An even more fundamental change concerns the powerful Japanese government bureaucracy. In the post-1945 order, that institution has acted not only in an administrative capacity but as the nation’s legislature and judiciary. Now, however, the bureaucracy is losing the Confucian "mandate of heaven," Tamamoto writes. Recent arrests and indictments of Ministry of Finance officials and other bureaucrats have strengthened reform-minded politicians such as Naoto Kan, who leads the opposition Democratic Party. Three years ago, Kan was appointed minister of health and welfare in a coalition government. For nearly a decade, the ministry had claimed it could not locate records pertaining to a criminal negligence suit brought against it by hemophiliacs infected with HIV. "Kan ordered that the records be found, and they were produced within a few days," Tamamoto notes. "Resignations and indictments followed." This affair "accelerated the demand for transparency and accountability"—two new words in the Japanese political lexicon.

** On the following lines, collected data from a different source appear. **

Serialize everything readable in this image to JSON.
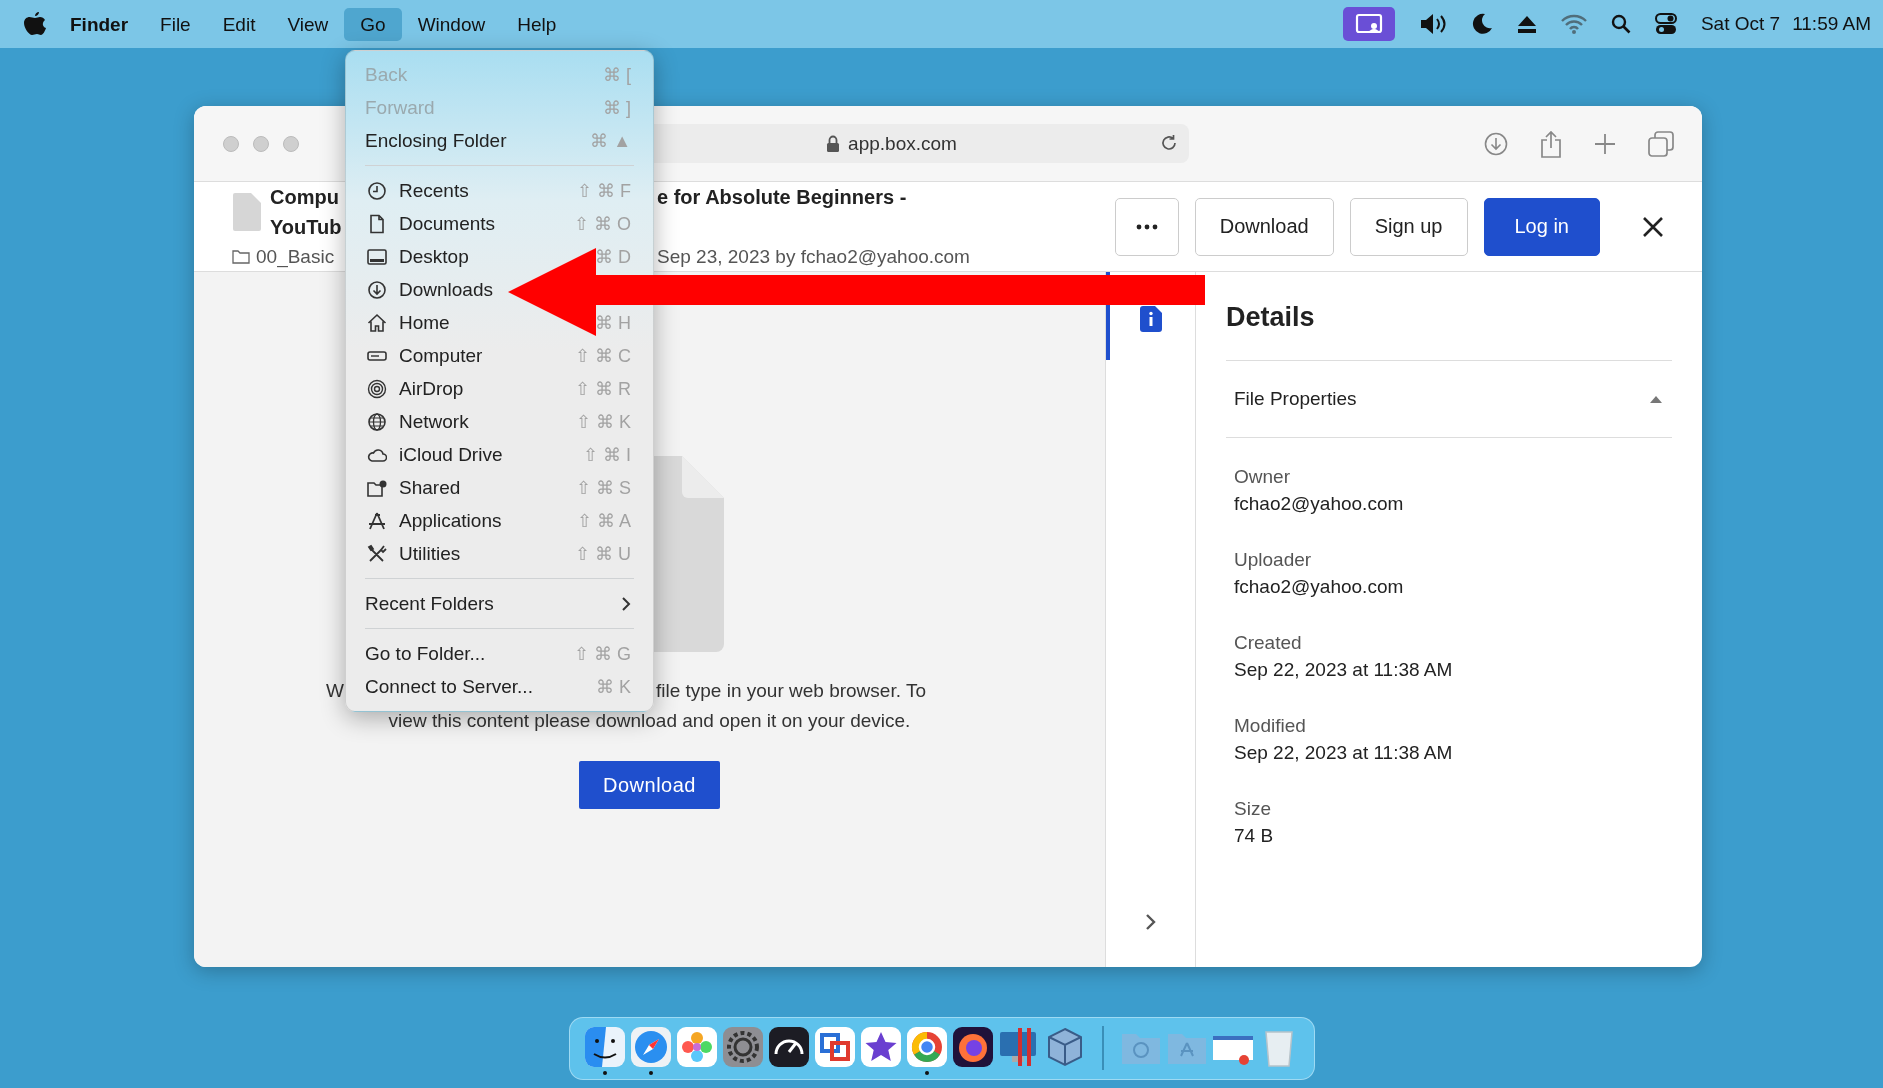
{
  "menu_bar": {
    "app": "Finder",
    "menus": [
      {
        "label": "File",
        "selected": false
      },
      {
        "label": "Edit",
        "selected": false
      },
      {
        "label": "View",
        "selected": false
      },
      {
        "label": "Go",
        "selected": true
      },
      {
        "label": "Window",
        "selected": false
      },
      {
        "label": "Help",
        "selected": false
      }
    ],
    "date": "Sat Oct 7",
    "time": "11:59 AM"
  },
  "go_menu": {
    "items": [
      {
        "kind": "item",
        "label": "Back",
        "shortcut": "⌘ [",
        "disabled": true
      },
      {
        "kind": "item",
        "label": "Forward",
        "shortcut": "⌘ ]",
        "disabled": true
      },
      {
        "kind": "item",
        "label": "Enclosing Folder",
        "shortcut": "⌘ ▲",
        "disabled": false
      },
      {
        "kind": "separator"
      },
      {
        "kind": "place",
        "label": "Recents",
        "shortcut": "⇧ ⌘ F",
        "disabled": false
      },
      {
        "kind": "place",
        "label": "Documents",
        "shortcut": "⇧ ⌘ O",
        "disabled": false
      },
      {
        "kind": "place",
        "label": "Desktop",
        "shortcut": "⌘ D",
        "disabled": false
      },
      {
        "kind": "place",
        "label": "Downloads",
        "disabled": false
      },
      {
        "kind": "place",
        "label": "Home",
        "shortcut": "⌘ H",
        "disabled": false
      },
      {
        "kind": "place",
        "label": "Computer",
        "shortcut": "⇧ ⌘ C",
        "disabled": false
      },
      {
        "kind": "place",
        "label": "AirDrop",
        "shortcut": "⇧ ⌘ R",
        "disabled": false
      },
      {
        "kind": "place",
        "label": "Network",
        "shortcut": "⇧ ⌘ K",
        "disabled": false
      },
      {
        "kind": "place",
        "label": "iCloud Drive",
        "shortcut": "⇧ ⌘ I",
        "disabled": false
      },
      {
        "kind": "place",
        "label": "Shared",
        "shortcut": "⇧ ⌘ S",
        "disabled": false
      },
      {
        "kind": "place",
        "label": "Applications",
        "shortcut": "⇧ ⌘ A",
        "disabled": false
      },
      {
        "kind": "place",
        "label": "Utilities",
        "shortcut": "⇧ ⌘ U",
        "disabled": false
      },
      {
        "kind": "separator"
      },
      {
        "kind": "submenu",
        "label": "Recent Folders",
        "disabled": false
      },
      {
        "kind": "separator"
      },
      {
        "kind": "item",
        "label": "Go to Folder...",
        "shortcut": "⇧ ⌘ G",
        "disabled": false
      },
      {
        "kind": "item",
        "label": "Connect to Server...",
        "shortcut": "⌘ K",
        "disabled": false
      }
    ]
  },
  "browser": {
    "address": "app.box.com"
  },
  "file_header": {
    "name_lines": [
      "Compu",
      "YouTub"
    ],
    "folder": "00_Basic",
    "title_rest": "e for Absolute Beginners -",
    "meta": "Sep 23, 2023 by fchao2@yahoo.com",
    "buttons": [
      {
        "label": "Download",
        "kind": "outline"
      },
      {
        "label": "Sign up",
        "kind": "outline"
      },
      {
        "label": "Log in",
        "kind": "primary"
      }
    ]
  },
  "preview": {
    "message_start": "W",
    "message_rest": "file type in your web browser. To",
    "message_line2": "view this content please download and open it on your device.",
    "button": "Download"
  },
  "details": {
    "title": "Details",
    "section": {
      "title": "File Properties",
      "expanded": true
    },
    "properties": [
      {
        "label": "Owner",
        "value": "fchao2@yahoo.com"
      },
      {
        "label": "Uploader",
        "value": "fchao2@yahoo.com"
      },
      {
        "label": "Created",
        "value": "Sep 22, 2023 at 11:38 AM"
      },
      {
        "label": "Modified",
        "value": "Sep 22, 2023 at 11:38 AM"
      },
      {
        "label": "Size",
        "value": "74 B"
      }
    ]
  },
  "dock": {
    "apps": [
      {
        "running": true
      },
      {
        "running": true
      },
      {
        "running": false
      },
      {
        "running": false
      },
      {
        "running": false
      },
      {
        "running": false
      },
      {
        "running": false
      },
      {
        "running": true
      },
      {
        "running": false
      },
      {
        "running": false
      },
      {
        "running": false
      }
    ]
  }
}
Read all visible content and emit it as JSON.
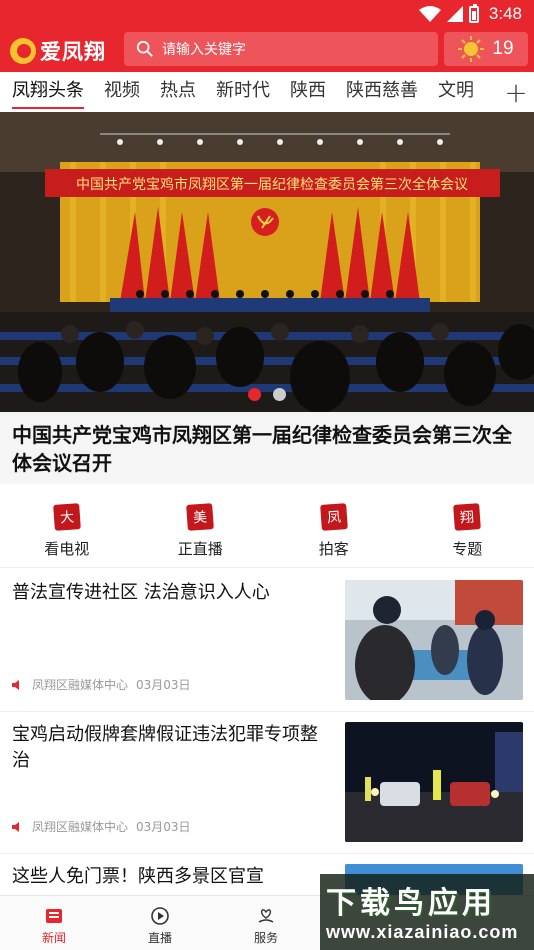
{
  "status": {
    "time": "3:48"
  },
  "header": {
    "app_name": "爱凤翔",
    "search_placeholder": "请输入关键字",
    "temperature": "19"
  },
  "tabs": [
    {
      "label": "凤翔头条",
      "active": true
    },
    {
      "label": "视频"
    },
    {
      "label": "热点"
    },
    {
      "label": "新时代"
    },
    {
      "label": "陕西"
    },
    {
      "label": "陕西慈善"
    },
    {
      "label": "文明"
    }
  ],
  "banner": {
    "banner_text": "中国共产党宝鸡市凤翔区第一届纪律检查委员会第三次全体会议",
    "headline": "中国共产党宝鸡市凤翔区第一届纪律检查委员会第三次全体会议召开",
    "slide_count": 2,
    "active_slide": 1
  },
  "quick_nav": [
    {
      "seal": "大",
      "label": "看电视"
    },
    {
      "seal": "美",
      "label": "正直播"
    },
    {
      "seal": "凤",
      "label": "拍客"
    },
    {
      "seal": "翔",
      "label": "专题"
    }
  ],
  "news": [
    {
      "title": "普法宣传进社区 法治意识入人心",
      "source": "凤翔区融媒体中心",
      "date": "03月03日"
    },
    {
      "title": "宝鸡启动假牌套牌假证违法犯罪专项整治",
      "source": "凤翔区融媒体中心",
      "date": "03月03日"
    },
    {
      "title": "这些人免门票！陕西多景区官宣"
    }
  ],
  "bottom_nav": [
    {
      "label": "新闻",
      "icon": "news-icon",
      "active": true
    },
    {
      "label": "直播",
      "icon": "play-icon"
    },
    {
      "label": "服务",
      "icon": "heart-hand-icon"
    }
  ],
  "watermark": {
    "title": "下载鸟应用",
    "url": "www.xiazainiao.com"
  },
  "colors": {
    "brand_red": "#e8262d",
    "seal_red": "#c3171c"
  }
}
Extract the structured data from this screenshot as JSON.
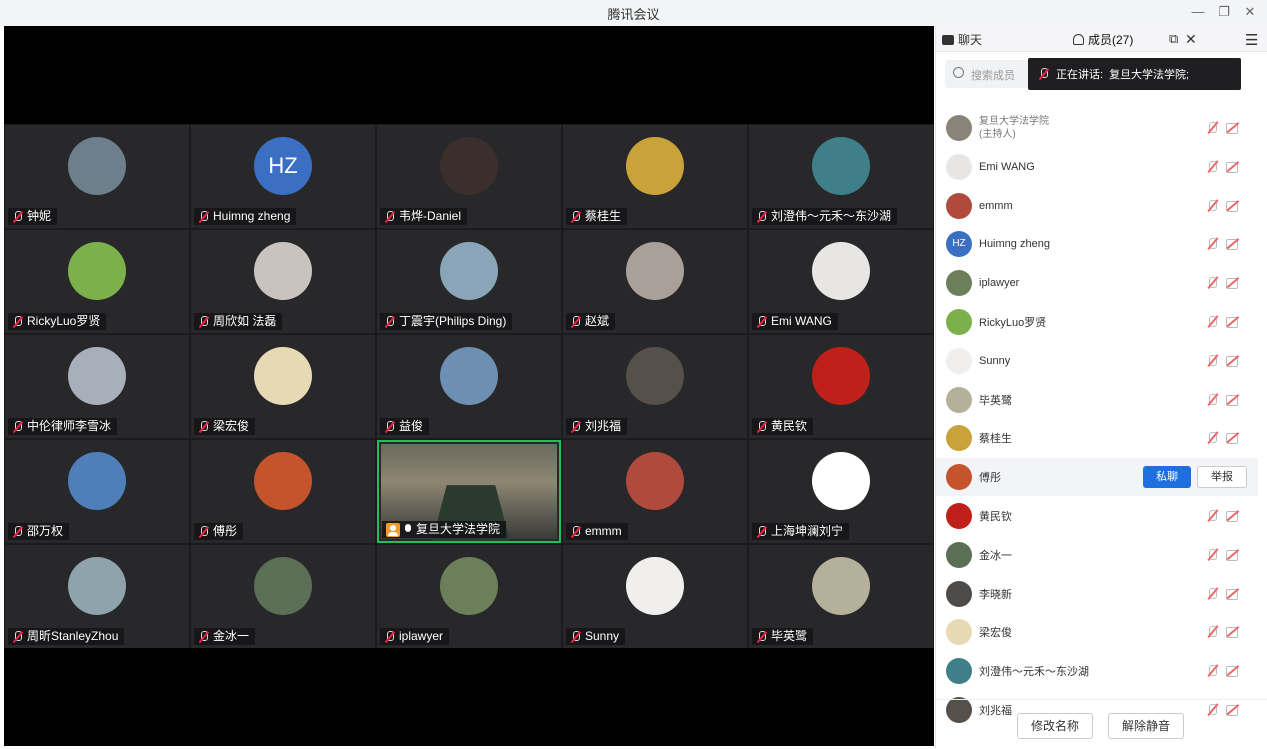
{
  "window": {
    "title": "腾讯会议",
    "min_glyph": "—",
    "restore_glyph": "❐",
    "close_glyph": "✕"
  },
  "tiles": [
    {
      "name": "钟妮",
      "avatar_color": "#6d7f8a"
    },
    {
      "name": "Huimng zheng",
      "avatar_text": "HZ",
      "avatar_color": "#3a6fc4"
    },
    {
      "name": "韦烨-Daniel",
      "avatar_color": "#3a2f2a"
    },
    {
      "name": "蔡桂生",
      "avatar_color": "#c9a23a"
    },
    {
      "name": "刘澄伟～元禾～东沙湖",
      "avatar_color": "#3f7f8a"
    },
    {
      "name": "RickyLuo罗贤",
      "avatar_color": "#7bb04a"
    },
    {
      "name": "周欣如 法磊",
      "avatar_color": "#c9c3be"
    },
    {
      "name": "丁震宇(Philips Ding)",
      "avatar_color": "#8aa4b8"
    },
    {
      "name": "赵斌",
      "avatar_color": "#a9a09a"
    },
    {
      "name": "Emi WANG",
      "avatar_color": "#e8e6e4"
    },
    {
      "name": "中伦律师李雪冰",
      "avatar_color": "#a7b0ba"
    },
    {
      "name": "梁宏俊",
      "avatar_color": "#e7d9b4"
    },
    {
      "name": "益俊",
      "avatar_color": "#6d8fb2"
    },
    {
      "name": "刘兆福",
      "avatar_color": "#55504a"
    },
    {
      "name": "黄民钦",
      "avatar_color": "#c0201a"
    },
    {
      "name": "邵万权",
      "avatar_color": "#4f7fb8"
    },
    {
      "name": "傅彤",
      "avatar_color": "#c5542c"
    },
    {
      "name": "复旦大学法学院",
      "active": true
    },
    {
      "name": "emmm",
      "avatar_color": "#b04a3c"
    },
    {
      "name": "上海坤澜刘宁",
      "avatar_color": "#ffffff"
    },
    {
      "name": "周昕StanleyZhou",
      "avatar_color": "#8fa3ad"
    },
    {
      "name": "金冰一",
      "avatar_color": "#5a6f55"
    },
    {
      "name": "iplawyer",
      "avatar_color": "#6b7f5a"
    },
    {
      "name": "Sunny",
      "avatar_color": "#f1efee"
    },
    {
      "name": "毕英鹭",
      "avatar_color": "#b4b09a"
    }
  ],
  "panel": {
    "tab_chat": "聊天",
    "tab_members": "成员(27)",
    "search_placeholder": "搜索成员",
    "speaking_label": "正在讲话:",
    "speaking_name": "复旦大学法学院;",
    "members": [
      {
        "name": "复旦大学法学院\n(主持人)",
        "avatar_color": "#8a8478",
        "host": true
      },
      {
        "name": "Emi WANG",
        "avatar_color": "#e8e6e4"
      },
      {
        "name": "emmm",
        "avatar_color": "#b04a3c"
      },
      {
        "name": "Huimng zheng",
        "avatar_text": "HZ",
        "avatar_color": "#3a6fc4"
      },
      {
        "name": "iplawyer",
        "avatar_color": "#6b7f5a"
      },
      {
        "name": "RickyLuo罗贤",
        "avatar_color": "#7bb04a"
      },
      {
        "name": "Sunny",
        "avatar_color": "#f1efee"
      },
      {
        "name": "毕英鹭",
        "avatar_color": "#b4b09a"
      },
      {
        "name": "蔡桂生",
        "avatar_color": "#c9a23a"
      },
      {
        "name": "傅彤",
        "avatar_color": "#c5542c",
        "hover": true
      },
      {
        "name": "黄民钦",
        "avatar_color": "#c0201a"
      },
      {
        "name": "金冰一",
        "avatar_color": "#5a6f55"
      },
      {
        "name": "李晓新",
        "avatar_color": "#4e4a47"
      },
      {
        "name": "梁宏俊",
        "avatar_color": "#e7d9b4"
      },
      {
        "name": "刘澄伟～元禾～东沙湖",
        "avatar_color": "#3f7f8a"
      },
      {
        "name": "刘兆福",
        "avatar_color": "#55504a"
      }
    ],
    "private_chat": "私聊",
    "report": "举报",
    "rename": "修改名称",
    "unmute": "解除静音"
  }
}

The aging of Japanese society is another force for change, Tamamoto says. By 2020, one in four Japanese will be over 65. Despite its prowess in certain export sectors, the Japanese economy is full of inefficiencies, and the only way to make the economy grow will be to increase productivity by sweeping them away.

In Japan, lacking a tradition of liberal individualism, the social change will be profound. Corporate lifetime employment is on the way out; seniority is giving way to merit in fixing compensation. As "the community becomes less a source of protection, welfare, and an ordered life," Tamamoto writes, the Japanese will become more individualistic— more concerned with individual rights, and more inclined to take risks. Inequality of results will become more acceptable.

Most Japanese remain oblivious to the direction in which their country is headed, Tamamoto observes, and "would be unlikely to approve the kind of society that is being forged."